Item 5.07 Submission of Matters to a Vote of Security Holders.
On May 23, 2023, Realty Income Corporation (the "Company") held its Annual Meeting of Stockholders (the "Annual Meeting") and, as of the close of business on March 23, 2023, the record date for the Annual Meeting, there were 660,538,647 shares of common stock issued and outstanding and entitled to vote at the Annual Meeting. Proxies for the Annual Meeting were solicited pursuant to Section 14(a) of the Securities Exchange Act of 1934, as amended.
The following is a brief description of each matter voted upon at the Annual Meeting and a statement of the number of votes cast for or against and the number of abstentions and broker non-votes with respect to each matter, as applicable.
Proposal 1: Election of 11 directors to serve until the 2024 annual meeting of stockholders and until their respective successors are duly elected and qualified.
All 11 director nominees listed in the Company's proxy statement for the Annual Meeting (the "Proxy Statement") and set forth below were elected by the Company's stockholders to hold office until the 2024 annual meeting of stockholders and until their respective successors are duly elected and qualified:
| | | | | | | | | | | | | | |
| Voted For | Voted Against | Abstentions | Broker Non-Votes |
Priscilla Almodovar | 479,592,059 | 4,766,648 | 624,911 | 85,292,519 |
Jacqueline Brady | 475,998,413 | 8,360,875 | 624,330 | 85,292,519 |
A. Larry Chapman | 474,690,011 | 9,612,173 | 681,434 | 85,292,519 |
Reginald H. Gilyard | 433,103,928 | 51,207,748 | 671,942 | 85,292,519 |
Mary Hogan Preusse | 445,572,142 | 38,795,443 | 616,033 | 85,292,519 |
Priya Cherian Huskins | 454,225,336 | 30,103,086 | 655,196 | 85,292,519 |
Gerardo I. Lopez | 480,604,852 | 3,708,512 | 670,254 | 85,292,519 |
Michael D. McKee | 460,664,781 | 23,645,886 | 672,951 | 85,292,519 |
Gregory T. McLaughlin | 465,317,378 | 18,989,810 | 676,430 | 85,292,519 |
Ronald L. Merriman | 452,479,883 | 31,829,628 | 674,107 | 85,292,519 |
Sumit Roy | 478,683,316 | 5,611,815 | 688,487 | 85,292,519 |
Proposal 2: Ratification of the appointment of KPMG LLP as the Company's independent registered public accounting firm for the fiscal year ending December 31, 2023.

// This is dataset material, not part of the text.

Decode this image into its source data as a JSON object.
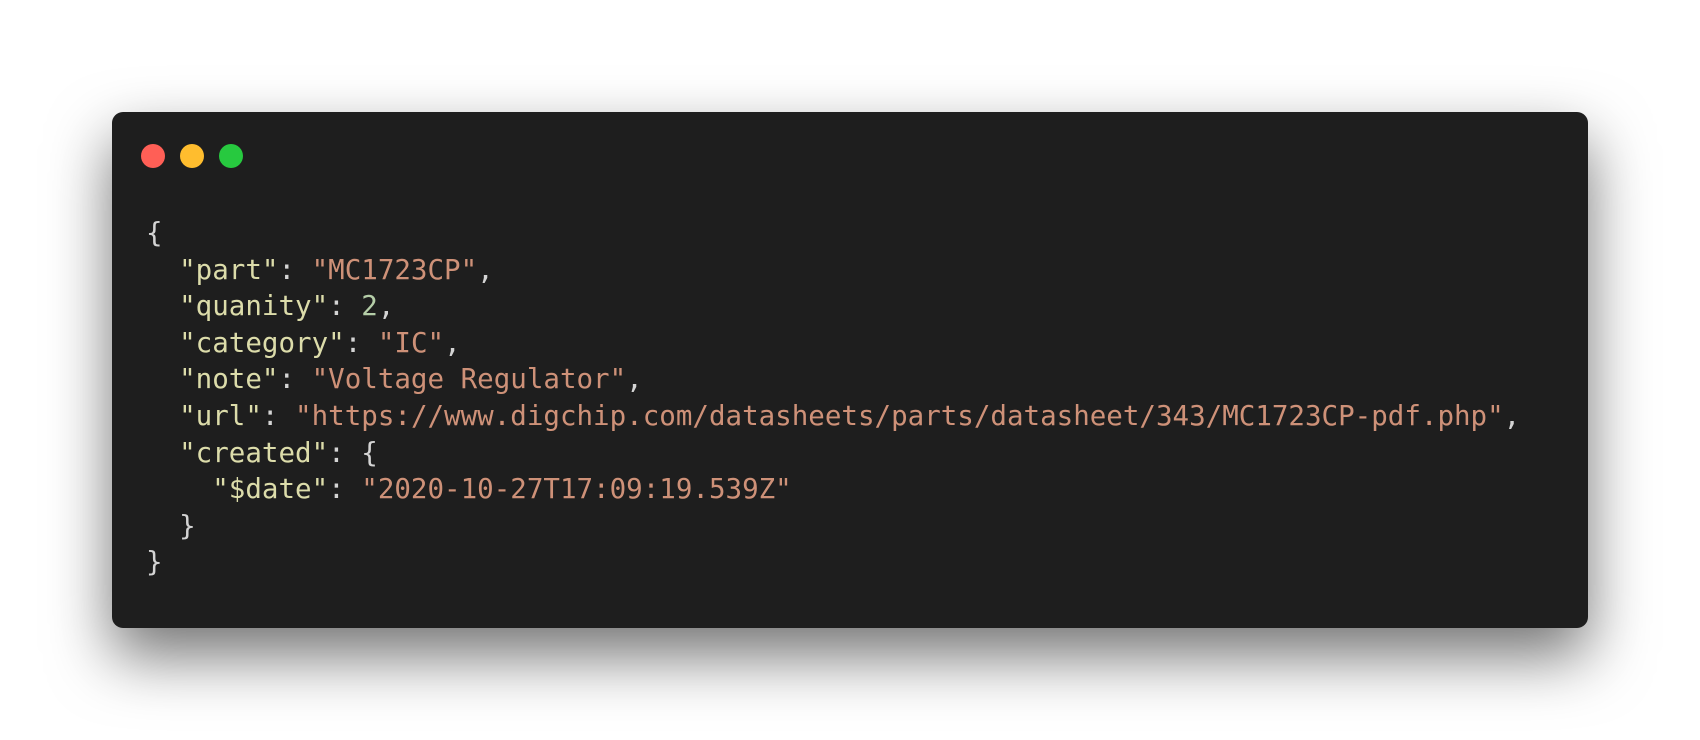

The Company's stockholders ratified the appointment of KPMG LLP as the Company's independent registered public accounting firm for the fiscal year ending December 31, 2023 as follows:
| | | | | | | | | | | |
Voted For | Voted Against | Abstentions | Broker Non-Votes |
551,974,797 | 17,436,775 | 864,565 | — |
Proposal 3: A non-binding advisory proposal to approve the compensation of the Company’s named executive officers as described in the Proxy Statement.

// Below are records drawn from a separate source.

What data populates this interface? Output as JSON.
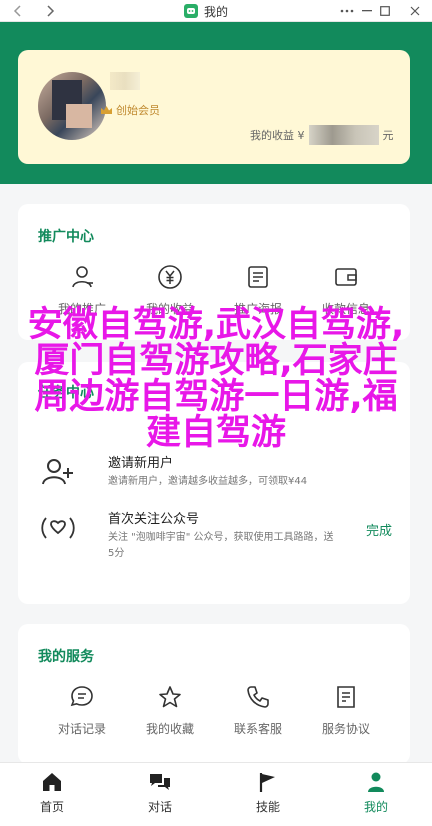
{
  "window": {
    "title": "我的",
    "back_icon": "chevron-left-icon",
    "forward_icon": "chevron-right-icon"
  },
  "profile": {
    "level": "创始会员",
    "revenue_label": "我的收益 ¥",
    "revenue_unit": "元"
  },
  "promo": {
    "title": "推广中心",
    "items": [
      {
        "label": "我的推广",
        "icon": "user-icon"
      },
      {
        "label": "我的收益",
        "icon": "yen-icon"
      },
      {
        "label": "推广海报",
        "icon": "poster-icon"
      },
      {
        "label": "收款信息",
        "icon": "wallet-icon"
      }
    ]
  },
  "tasks": {
    "title": "任务中心",
    "rows": [
      {
        "title": "邀请新用户",
        "desc": "邀请新用户，邀请越多收益越多，可领取¥44",
        "action": ""
      },
      {
        "title": "首次关注公众号",
        "desc": "关注 \"泡咖啡宇宙\" 公众号，获取使用工具路路，送5分",
        "action": "完成"
      }
    ]
  },
  "services": {
    "title": "我的服务",
    "items": [
      {
        "label": "对话记录",
        "icon": "chat-icon"
      },
      {
        "label": "我的收藏",
        "icon": "star-icon"
      },
      {
        "label": "联系客服",
        "icon": "phone-icon"
      },
      {
        "label": "服务协议",
        "icon": "document-icon"
      }
    ]
  },
  "overlay_text": "安徽自驾游,武汉自驾游,厦门自驾游攻略,石家庄周边游自驾游一日游,福建自驾游",
  "nav": [
    {
      "label": "首页",
      "icon": "home-icon"
    },
    {
      "label": "对话",
      "icon": "chat-bubbles-icon"
    },
    {
      "label": "技能",
      "icon": "flag-icon"
    },
    {
      "label": "我的",
      "icon": "person-icon"
    }
  ],
  "colors": {
    "brand": "#128a5c",
    "overlay": "#e817e8",
    "card_bg": "#fff8d6"
  }
}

The Company's stockholders approved on a non-binding advisory basis, the compensation of the Company's named executive officers as described in the Proxy Statement as follows:
| | | | | | | | | | | |
Voted For | Voted Against | Abstentions | Broker Non-Votes |
450,405,830 | 32,790,685 | 1,787,103 | 85,292,519 |
Proposal 4: A non-binding advisory vote to approve the frequency of future non-binding advisory votes by stockholders of the compensation of our named executive officers.

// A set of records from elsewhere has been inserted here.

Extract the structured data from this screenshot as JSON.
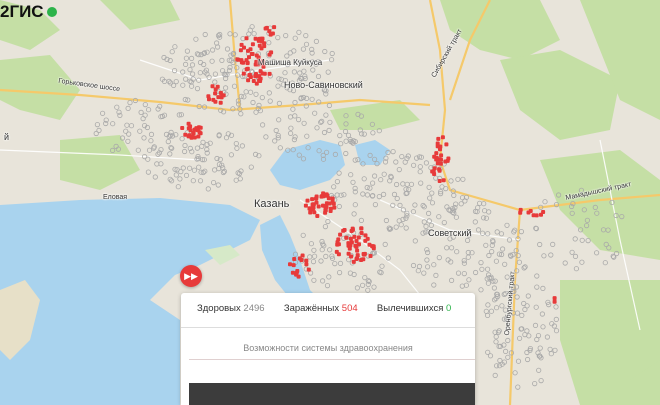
{
  "logo": {
    "text": "2ГИС"
  },
  "map_labels": [
    {
      "text": "Машиша Куйкуса",
      "size": 8
    },
    {
      "text": "Ново-Савиновский",
      "size": 9
    },
    {
      "text": "Горьковское шоссе",
      "size": 7
    },
    {
      "text": "Казань",
      "size": 11
    },
    {
      "text": "Советский",
      "size": 9
    },
    {
      "text": "Мамадышский тракт",
      "size": 7
    },
    {
      "text": "Оренбургский тракт",
      "size": 7
    },
    {
      "text": "Сибирский тракт",
      "size": 7
    },
    {
      "text": "Еловая",
      "size": 7
    },
    {
      "text": "й",
      "size": 9
    }
  ],
  "stats": {
    "healthy_label": "Здоровых",
    "healthy_value": "2496",
    "infected_label": "Заражённых",
    "infected_value": "504",
    "recovered_label": "Вылечившихся",
    "recovered_value": "0"
  },
  "caption": "Возможности системы здравоохранения",
  "colors": {
    "healthy": "#a9a9a9",
    "infected": "#e73a3a",
    "recovered": "#2db34a",
    "water": "#a9d3ee",
    "forest": "#c5dfa5",
    "urban": "#e8e4da"
  },
  "play_button": {
    "icon": "fast-forward-icon"
  }
}
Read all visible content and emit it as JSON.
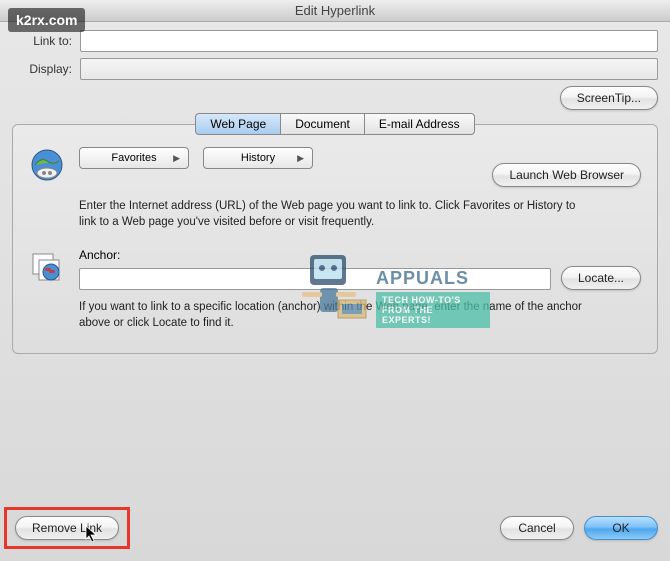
{
  "watermark": "k2rx.com",
  "window": {
    "title": "Edit Hyperlink"
  },
  "fields": {
    "linkto_label": "Link to:",
    "display_label": "Display:",
    "linkto_value": "",
    "display_value": ""
  },
  "buttons": {
    "screentip": "ScreenTip...",
    "launch_browser": "Launch Web Browser",
    "locate": "Locate...",
    "remove_link": "Remove Link",
    "cancel": "Cancel",
    "ok": "OK"
  },
  "tabs": {
    "web_page": "Web Page",
    "document": "Document",
    "email": "E-mail Address"
  },
  "popups": {
    "favorites": "Favorites",
    "history": "History"
  },
  "help": {
    "url_help": "Enter the Internet address (URL) of the Web page you want to link to. Click Favorites or History to link to a Web page you've visited before or visit frequently.",
    "anchor_label": "Anchor:",
    "anchor_help": "If you want to link to a specific location (anchor) within the Web page, enter the name of the anchor above or click Locate to find it."
  },
  "logo": {
    "brand": "APPUALS",
    "tagline": "TECH HOW-TO'S FROM THE EXPERTS!"
  }
}
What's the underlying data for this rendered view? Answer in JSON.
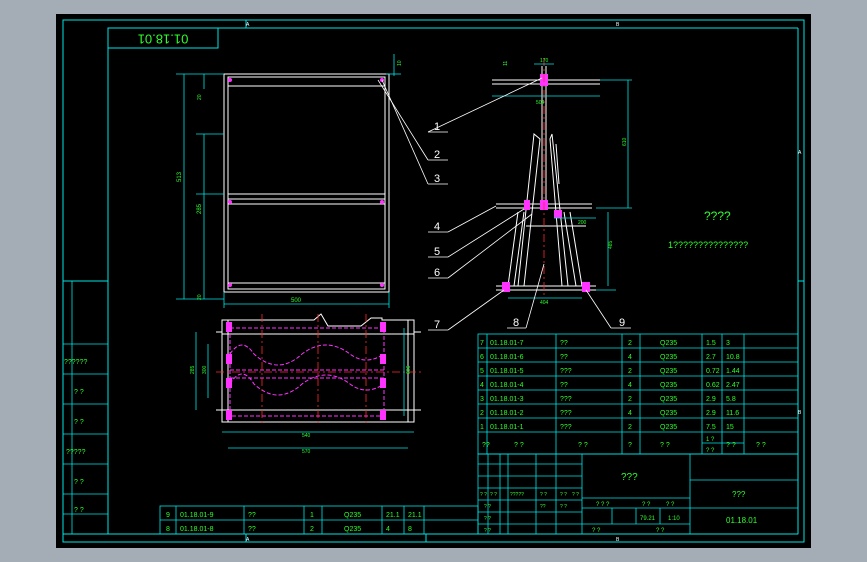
{
  "drawing_code": "01.18.01",
  "drawing_code_box": "01.18.01",
  "zone_letters": {
    "top": [
      "A",
      "B"
    ],
    "right": [
      "A",
      "B"
    ],
    "bottom": [
      "A",
      "B"
    ]
  },
  "tech_title": "????",
  "tech_note": "1???????????????",
  "balloons": [
    "1",
    "2",
    "3",
    "4",
    "5",
    "6",
    "7",
    "8",
    "9"
  ],
  "dims": {
    "d10": "10",
    "d20": "20",
    "d50": "50",
    "d80": "80",
    "d513": "513",
    "d285": "285",
    "d500": "500",
    "d285b": "285",
    "d300": "300",
    "d606": "606",
    "d540": "540",
    "d570": "570",
    "d170": "170",
    "d11": "11",
    "d504": "504",
    "d610": "610",
    "d200": "200",
    "d485": "485",
    "d404": "404"
  },
  "bom_rows": [
    {
      "no": "7",
      "code": "01.18.01-7",
      "name": "??",
      "qty": "2",
      "mat": "Q235",
      "w1": "1.5",
      "w2": "3"
    },
    {
      "no": "6",
      "code": "01.18.01-6",
      "name": "??",
      "qty": "4",
      "mat": "Q235",
      "w1": "2.7",
      "w2": "10.8"
    },
    {
      "no": "5",
      "code": "01.18.01-5",
      "name": "???",
      "qty": "2",
      "mat": "Q235",
      "w1": "0.72",
      "w2": "1.44"
    },
    {
      "no": "4",
      "code": "01.18.01-4",
      "name": "??",
      "qty": "4",
      "mat": "Q235",
      "w1": "0.62",
      "w2": "2.47"
    },
    {
      "no": "3",
      "code": "01.18.01-3",
      "name": "???",
      "qty": "2",
      "mat": "Q235",
      "w1": "2.9",
      "w2": "5.8"
    },
    {
      "no": "2",
      "code": "01.18.01-2",
      "name": "???",
      "qty": "4",
      "mat": "Q235",
      "w1": "2.9",
      "w2": "11.6"
    },
    {
      "no": "1",
      "code": "01.18.01-1",
      "name": "???",
      "qty": "2",
      "mat": "Q235",
      "w1": "7.5",
      "w2": "15"
    }
  ],
  "bom_header": {
    "no": "??",
    "code": "? ?",
    "name": "? ?",
    "qty": "?",
    "mat": "? ?",
    "w1": "1 ?",
    "w1b": "? ?",
    "w2": "? ?",
    "rem": "? ?"
  },
  "lower_rows": [
    {
      "no": "9",
      "code": "01.18.01-9",
      "name": "??",
      "qty": "1",
      "mat": "Q235",
      "w1": "21.1",
      "w2": "21.1"
    },
    {
      "no": "8",
      "code": "01.18.01-8",
      "name": "??",
      "qty": "2",
      "mat": "Q235",
      "w1": "4",
      "w2": "8"
    }
  ],
  "side_labels": [
    "??????",
    "? ?",
    "? ?",
    "?????",
    "? ?",
    "? ?"
  ],
  "title_block": {
    "name": "???",
    "company": "???",
    "code": "01.18.01",
    "sign_labels": [
      "? ?",
      "? ?",
      "?????",
      "? ?",
      "? ?",
      "? ?"
    ],
    "row_a": [
      "? ?",
      "??",
      "? ?"
    ],
    "row_b": [
      "? ?"
    ],
    "row_c": [
      "? ?"
    ],
    "scale_hdr": [
      "? ? ?",
      "? ?",
      "? ?"
    ],
    "weight": "79.21",
    "scale": "1:10",
    "sheets": "? ?",
    "sheet_no": "? ?"
  },
  "colors": {
    "frame": "#00e5e5",
    "text": "#2cff2c",
    "part": "#ffffff",
    "center": "#ff2a2a",
    "hidden": "#ff33ff",
    "background": "#000000"
  }
}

The Company's stockholders approved on a non-binding advisory basis the frequency of one year for future non-binding advisory votes by stockholders of the compensation of our named executive officers as follows:
| | | | | | | | | | | |
One Year | Two Years | Three Years | Abstentions |
472,946,902 | 818,759 | 10,084,745 | 1,133,212 |
Based on these results, the Company has determined that it will submit to stockholders on a non-binding advisory basis a vote to approve named executive officer compensation every year until the next required non-binding advisory vote on the frequency of future non-binding advisory votes on named executive officer compensation, which will occur no later than the 2029 annual meeting of stockholders of the Company.